D’altronde un richiedente asilo adulto vale 35 euro al giorno. Un minorenne 45. Per l’ex bar-ristorante avrebbe fruttato più di 130 mila euro al mese. Un milione e mezzo l’anno. Tutto regolare. Finché non è intervenuta la procura di Campobasso.
Il sostituto Nicola D’Angelo ha infatti atteso le risultanze delle indagini svolte dalla squadra mobile di Campobasso per notificare cinque avvisi di garanzia ad altrettante persone responsabili di una struttura nell’area matesina.
Queste, ognuna per il ruolo che ricopriva, avevano presentato istanza di partecipazione – alla Prefettura di Campobasso – per l’affidamento della gestione di servizi di accoglienza temporanea di cittadini stranieri richiedenti protezione internazionale.
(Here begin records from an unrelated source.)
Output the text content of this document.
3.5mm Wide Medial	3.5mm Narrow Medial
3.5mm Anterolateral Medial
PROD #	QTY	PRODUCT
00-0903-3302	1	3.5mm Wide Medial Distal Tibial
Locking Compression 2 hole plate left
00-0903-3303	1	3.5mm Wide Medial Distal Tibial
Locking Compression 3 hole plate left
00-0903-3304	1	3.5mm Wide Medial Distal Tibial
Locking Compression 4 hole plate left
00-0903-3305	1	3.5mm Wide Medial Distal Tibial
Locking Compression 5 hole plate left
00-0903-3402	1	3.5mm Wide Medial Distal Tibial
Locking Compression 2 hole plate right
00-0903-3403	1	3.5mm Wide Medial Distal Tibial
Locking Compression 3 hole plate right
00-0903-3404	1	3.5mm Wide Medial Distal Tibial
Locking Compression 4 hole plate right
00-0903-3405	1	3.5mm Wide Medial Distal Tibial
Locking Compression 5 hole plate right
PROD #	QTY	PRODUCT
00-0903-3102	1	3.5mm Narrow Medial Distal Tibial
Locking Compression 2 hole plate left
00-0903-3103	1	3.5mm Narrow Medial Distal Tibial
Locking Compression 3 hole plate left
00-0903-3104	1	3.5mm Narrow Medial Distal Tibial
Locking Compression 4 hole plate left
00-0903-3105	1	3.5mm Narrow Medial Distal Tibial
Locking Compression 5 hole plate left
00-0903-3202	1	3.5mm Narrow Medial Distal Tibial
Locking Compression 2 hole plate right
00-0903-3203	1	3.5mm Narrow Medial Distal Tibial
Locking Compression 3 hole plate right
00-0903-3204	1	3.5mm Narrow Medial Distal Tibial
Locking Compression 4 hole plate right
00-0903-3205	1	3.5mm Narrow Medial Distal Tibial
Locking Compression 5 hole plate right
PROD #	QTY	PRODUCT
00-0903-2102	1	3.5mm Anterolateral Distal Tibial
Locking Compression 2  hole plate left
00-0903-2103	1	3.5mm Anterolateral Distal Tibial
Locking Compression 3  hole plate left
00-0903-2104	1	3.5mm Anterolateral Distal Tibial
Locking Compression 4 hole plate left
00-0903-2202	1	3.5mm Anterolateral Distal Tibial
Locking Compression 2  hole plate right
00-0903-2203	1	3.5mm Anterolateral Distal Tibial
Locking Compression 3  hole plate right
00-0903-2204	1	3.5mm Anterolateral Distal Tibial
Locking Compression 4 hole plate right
Domanda accolta, subito dopo l’intesa con la Prefettura nata però su false attestazioni che la polizia ha spulciato e verificato tanto da quantificare l’assegno che la collettività molisana ha pagato per l’opera benemerita messa in piedi dai cinque indagati: 68mila euro. Questa è la somma percepita indebitamente in seguito a passaggi burocratici falsi e anomali che la Procura ha deciso di inquisire.
Il legale rappresentate dell’impresa (che è tra gli indagati) nell’istanza attestava “falsamente” che il centro matesino pronto ad ospitare i migranti richiedenti asilo era agibile, rispondente alle norme urbanistiche, edilizie, di impiantistica, igienico – sanitarie e di prevenzione incendi “con una capienza di 87 posti di cui tre donne e 84 uomini”.
Il 22 luglio dello scorso anno, quando il centro vicino a Bojano si apprestò a firmare la convenzione con la Prefettura di Campobasso, aveva un certificato di agibilità del 1983 soltanto per due piani e senza alcun certificato di collaudo.
C’era in ’pianta’ un terzo piano, bene illustrato nel progetto, che doveva essere completato per la realizzazione di altre 17 stanze ma i certificati per i lavori sono stati rilasciati quando nell’edificio erano i migranti ospiti. Ma a mancare nell’elenco delle documentazioni utili alla Procura è un’altra lunga serie di attestazioni per le quali gli inquirenti in questo sono stati perentori sostenendo che a tali condizioni “non vi erano le misure minime di sicurezza perché il centro di accoglienza (…) rimasse attivo”.
In nome del ’business’ che si presentava alle porte, i cinque hanno addirittura dichiarato nelle istanze i nomi di ditte che avrebbero realizzato lavori edili, elettrici, idrici e di conformità. Ma le imprese una volta sentite dagli investigatori per verificare la veridicità delle opere eseguite (ma di fatto non ravvisabili nelle struttura) e quindi per andare oltre ogni ragionevole dubbio, hanno affermato di non aver mai portato a termine nel vecchio ristorante in questione alcun lavoro del tipo descritto nelle domande inoltrate in Prefettura.
Per la Procura di viale Elena i cinque “in concorso tra loro e con più azioni esecutive di un medesimo disegno criminoso” turbavano, in sostanza, la gara a procedura aperta indetta dall’Ufficio territoriale di Governo per l’aggiudicazione “di contratti per la gestione del servizio di accoglienza in favore di cittadini stranieri richiedenti protezione internazionale” determinando l’aggiudicazione della gara a loro stessi e quindi all’impresa che rappresentavano sebbene questa non avesse i requisiti per partecipare al bando.
Non solo. Nulla hanno fatto – sempre stando alle accuse – per rispettare gli impegni presi in fase di sottoscrizione dell’intesa. L’accoglienza, che prevede locali idonei sotto diversi aspetti, era stata espletata in “strutture potenzialmente pericolose o dannose per la salute e l’incolumità degli ospiti”. Dagli elementi raccolti dalla squadra mobile pare anche che i cinque fossero consapevoli di indurre in errore la Prefettura circa l’effettivo svolgimento del servizio di accoglienza.
Ma che il sistema va modificato in molti lo ’urlano’ da tempo. Più ammassi immigrati, più incassi. E destreggiarsi in mezzo agli obblighi imprecisi dei bandi pubblici è un gioco.
Falsità ideologica, frode, turbata libertà degli incanti, tutto in concorso, per un ’business’ senza scrupoli sono i reati contestati ai cinque molisani.